Paul und Fritz fuhren überglücklich nach Hause, hatten sie doch wenigstens einige Stunden in der Nähe ihrer alten Sonne zugebracht. Während aber Paul's Glück sich nur durch ein träumendes Brüten kund that, sprudelte Fritz von lauter Lust über.

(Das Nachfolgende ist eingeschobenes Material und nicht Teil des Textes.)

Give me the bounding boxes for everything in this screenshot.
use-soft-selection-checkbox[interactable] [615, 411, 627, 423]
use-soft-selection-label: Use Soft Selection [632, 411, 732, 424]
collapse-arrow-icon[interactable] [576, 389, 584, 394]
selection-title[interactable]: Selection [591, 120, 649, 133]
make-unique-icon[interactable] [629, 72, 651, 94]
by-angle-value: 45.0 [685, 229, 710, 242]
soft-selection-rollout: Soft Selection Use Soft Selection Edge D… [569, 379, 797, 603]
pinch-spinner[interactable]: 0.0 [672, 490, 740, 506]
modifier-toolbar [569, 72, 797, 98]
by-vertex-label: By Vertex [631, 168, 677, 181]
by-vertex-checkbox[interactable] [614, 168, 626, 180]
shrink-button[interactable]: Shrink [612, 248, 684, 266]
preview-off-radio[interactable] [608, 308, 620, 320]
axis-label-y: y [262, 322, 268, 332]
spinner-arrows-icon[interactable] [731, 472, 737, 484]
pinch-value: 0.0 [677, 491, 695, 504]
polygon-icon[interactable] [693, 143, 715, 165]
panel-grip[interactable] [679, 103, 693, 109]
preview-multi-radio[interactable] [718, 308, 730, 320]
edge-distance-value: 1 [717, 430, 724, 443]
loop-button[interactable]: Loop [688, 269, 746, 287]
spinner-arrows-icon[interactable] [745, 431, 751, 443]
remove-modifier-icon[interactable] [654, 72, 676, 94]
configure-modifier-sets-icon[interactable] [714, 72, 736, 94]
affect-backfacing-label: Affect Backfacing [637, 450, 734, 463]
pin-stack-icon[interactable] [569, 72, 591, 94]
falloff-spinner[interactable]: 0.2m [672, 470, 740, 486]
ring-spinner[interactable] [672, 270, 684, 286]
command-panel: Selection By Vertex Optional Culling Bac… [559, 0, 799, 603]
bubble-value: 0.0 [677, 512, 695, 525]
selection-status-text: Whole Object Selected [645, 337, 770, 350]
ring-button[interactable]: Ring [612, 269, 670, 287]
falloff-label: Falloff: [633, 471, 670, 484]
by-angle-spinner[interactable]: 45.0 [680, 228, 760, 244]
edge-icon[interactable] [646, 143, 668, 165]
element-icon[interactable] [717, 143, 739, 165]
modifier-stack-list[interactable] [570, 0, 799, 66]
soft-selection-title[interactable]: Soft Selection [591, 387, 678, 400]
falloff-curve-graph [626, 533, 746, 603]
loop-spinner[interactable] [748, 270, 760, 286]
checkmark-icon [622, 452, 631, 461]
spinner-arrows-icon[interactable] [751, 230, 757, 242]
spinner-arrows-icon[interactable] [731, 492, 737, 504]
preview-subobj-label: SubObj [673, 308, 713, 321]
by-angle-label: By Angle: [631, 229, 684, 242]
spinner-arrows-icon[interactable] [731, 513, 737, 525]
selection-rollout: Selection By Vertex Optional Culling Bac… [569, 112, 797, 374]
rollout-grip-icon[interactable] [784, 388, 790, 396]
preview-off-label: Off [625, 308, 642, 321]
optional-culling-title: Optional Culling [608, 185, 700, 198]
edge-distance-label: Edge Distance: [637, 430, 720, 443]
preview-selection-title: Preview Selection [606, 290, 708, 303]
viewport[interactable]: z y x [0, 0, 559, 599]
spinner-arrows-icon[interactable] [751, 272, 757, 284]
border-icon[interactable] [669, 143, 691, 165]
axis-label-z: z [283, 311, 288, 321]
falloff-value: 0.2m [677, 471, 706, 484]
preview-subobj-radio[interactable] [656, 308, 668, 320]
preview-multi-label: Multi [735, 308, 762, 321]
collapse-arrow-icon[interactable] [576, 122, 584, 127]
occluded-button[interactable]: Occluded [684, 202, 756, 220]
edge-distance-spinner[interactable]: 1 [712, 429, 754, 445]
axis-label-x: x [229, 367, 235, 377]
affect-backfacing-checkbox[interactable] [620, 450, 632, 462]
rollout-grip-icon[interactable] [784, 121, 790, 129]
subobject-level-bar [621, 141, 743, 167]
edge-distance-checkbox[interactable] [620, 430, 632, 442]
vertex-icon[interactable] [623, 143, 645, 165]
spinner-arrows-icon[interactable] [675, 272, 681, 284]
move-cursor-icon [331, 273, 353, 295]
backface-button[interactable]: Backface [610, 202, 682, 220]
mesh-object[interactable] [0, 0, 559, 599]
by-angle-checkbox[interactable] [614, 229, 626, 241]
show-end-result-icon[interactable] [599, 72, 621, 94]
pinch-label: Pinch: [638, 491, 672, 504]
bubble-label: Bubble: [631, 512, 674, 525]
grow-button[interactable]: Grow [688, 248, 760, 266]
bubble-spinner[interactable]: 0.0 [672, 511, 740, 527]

»Höre, mein Junge,« sagte er, »ich finde sie schöner denn je. Sie ist voller, reifer geworden und hat dabei nichts von ihrer Jugend eingebüßt. Ach, und das liebe süße Gesicht hat sie noch immer und an dem stillen Himmel leuchten die hellen Augen wie funkelnde Abendsterne. O, was wird unser guter Mond zu seiner lieben Betty sagen!«

Paul nickte und über sein ernststolzes Gesicht flog ein strahlendes Lächeln, als er an das Wiedersehen dieser von ihm so sehr geliebten Frau dachte. Plötzlich fuhr Louis sehr rasch. »Was giebt es?« fragte Paul, da die Pferde im Galopp« vorwärtsflogen.

»Es giebt einen starken Regen, Herr, und wir haben nur das halbe Deck aus dem Wagen. Sehen Sie doch da – der Wind ist ganz nach Westen herumgegangen und da kommen schon thurmhohe Wolken herauf.«

Er sollte nur halb Recht haben. Wolken und Wind zogen freilich herauf, aber der Regen blieb aus und man kam völlig trocken in der Abenddämmerung nach Hause. Im Schlosse empfing sie der Professor mit froher Miene, er war auch eben erst von seinem Spaziergange zurückgekommen und hatte sich nicht so lange wie sonst an der Kugelbaake aufgehalten, – weil er so liebenswürdigen Besuch im Hause habe, sagte er, sich dabei schmunzelnd an Fritz Ebeling wendend. »Nun, haben Sie den Amtmann gesprochen?« fragte er dann.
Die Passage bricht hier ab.